Youngsters warned over 'selfie' addiction

The Department of Mental Health has warned young people who are obsessed with the popular "selfie" trend that they could lose self-confidence and that the addiction could have a negative impact on their life and work.

The selfie narcissistic culture is popular among local internet users, especially in the teenage and student groups, who post photographs of themselves online in a bid to seek approval and attention, department deputy director-general Panpimol Wipulakorn said in a statement released on Sunday. 

She claimed such behavior could lead to mental health problems in future, especially related to self-confidence, and this could unexpectedly cause a negative effect on a person's everyday life, future career and even the country’s development.   

"A selfie creates an impact, more or less, on one’s everyday life, depending on each individual. Posting photos [on social network sites] to seek approval and ‘likes’ from peers as a reward is normal human nature. Whatever people do and then get rewarded for it, they will do again,” Dr Panpimol said. 

“But the reward has varying degrees of emotional effects on each individual. Some people are happy after sharing a selfie and getting few likes, while others expect as many likes as possible and become addicted to being liked. 

“Conversely, if they feel they don’t get enough likes for their selfie as expected, they decide to post another, but still do not receive a good response. This could affect their thoughts. They can lose self-confidence and have a negative attitude toward themselves, such as feeling dissatisfied with themselves or their body.
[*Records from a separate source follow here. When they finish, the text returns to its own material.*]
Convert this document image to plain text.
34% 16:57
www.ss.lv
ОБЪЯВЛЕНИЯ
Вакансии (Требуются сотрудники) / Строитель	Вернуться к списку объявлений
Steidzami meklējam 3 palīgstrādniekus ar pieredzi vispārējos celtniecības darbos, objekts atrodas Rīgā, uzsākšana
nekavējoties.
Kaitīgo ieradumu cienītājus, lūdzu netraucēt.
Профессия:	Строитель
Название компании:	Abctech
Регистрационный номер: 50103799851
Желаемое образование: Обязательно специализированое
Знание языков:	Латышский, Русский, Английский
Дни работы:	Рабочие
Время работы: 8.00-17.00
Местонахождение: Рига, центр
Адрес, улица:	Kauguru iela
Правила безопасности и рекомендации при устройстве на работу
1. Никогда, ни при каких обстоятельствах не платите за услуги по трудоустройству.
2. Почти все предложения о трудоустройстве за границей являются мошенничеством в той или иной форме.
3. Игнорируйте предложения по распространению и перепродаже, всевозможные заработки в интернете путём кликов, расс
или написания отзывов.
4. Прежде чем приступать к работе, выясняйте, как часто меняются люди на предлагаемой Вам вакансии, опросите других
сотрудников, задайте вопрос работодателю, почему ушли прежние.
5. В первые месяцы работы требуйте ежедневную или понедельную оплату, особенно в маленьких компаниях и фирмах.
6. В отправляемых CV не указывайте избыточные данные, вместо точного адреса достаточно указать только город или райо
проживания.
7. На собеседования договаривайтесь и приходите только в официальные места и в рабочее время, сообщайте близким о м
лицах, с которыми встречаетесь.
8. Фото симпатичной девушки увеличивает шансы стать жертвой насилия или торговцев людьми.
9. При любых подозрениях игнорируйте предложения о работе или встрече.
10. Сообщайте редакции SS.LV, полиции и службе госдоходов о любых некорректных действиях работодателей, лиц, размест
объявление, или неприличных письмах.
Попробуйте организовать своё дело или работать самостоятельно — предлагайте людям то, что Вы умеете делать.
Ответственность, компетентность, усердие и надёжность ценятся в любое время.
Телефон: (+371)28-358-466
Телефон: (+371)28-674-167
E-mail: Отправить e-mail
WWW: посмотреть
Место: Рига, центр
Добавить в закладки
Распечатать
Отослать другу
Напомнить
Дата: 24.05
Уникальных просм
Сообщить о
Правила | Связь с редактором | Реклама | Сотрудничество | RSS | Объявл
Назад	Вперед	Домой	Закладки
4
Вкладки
“Paying too much attention to one’s shared selfies by continuing to check on who sees or comments on them in the hope of getting the most likes as possible is a sign that selfies are causing problems for them, including a possible lack of self-confidence,” Dr Panpimol said.

Thailand has approximately 19 million users of Facebook and 800,000 users of Instagram, according to a survey by the Electronic Transactions Development Agency (ETDA), a public organisation.The mental health expert quoted an American psychiatrist as saying that that selfies could undermine or erode one’s self-confidence and self-esteem. She added that public health officials in the UK had announced that addiction to social media such as Facebook and Twitter was an illness and more than 100 patients sought treatment every year. 

She said self-confidence is crucial as it enables people to have self-satisfaction, happiness, accept truth and not hunt for love or attention from others. 

Those losing self-confidence can feel nervous, hesitant and not happy with their life. Living under such conditions for a long time could lead to mental and emotional disturbances such as paranoia, jealousy, nitpicking and depression.    

“If Thai youth become lacking in confidence, this means they are unlikely to try new things in their lives and they will simply follow or imitate others - and that will make it hard for them to develop themselves. 

“This could affect the development of the country in the future as the number of new generation leaders will fall short. It will hinder the country’s creativity and innovation. Those in work will advance in their careers more slowly than other people [with self-confidence],” Dr Panpimol said.      

To stop from becoming a selfie addict, a person must pay attention to people and things around them in everyday life and spend time doing activities with family members and friends such as exercising, watching movies and travelling.

Dr Panpimol urged teen internet users to accept other people's differences and opinions as being equally valid as their own, as well as exercise restraint on taking selfies too frequently. 

“Taking selfies cannot be done all the time and when being in an inappropriate place and time you must force yourself to go against your will to do it.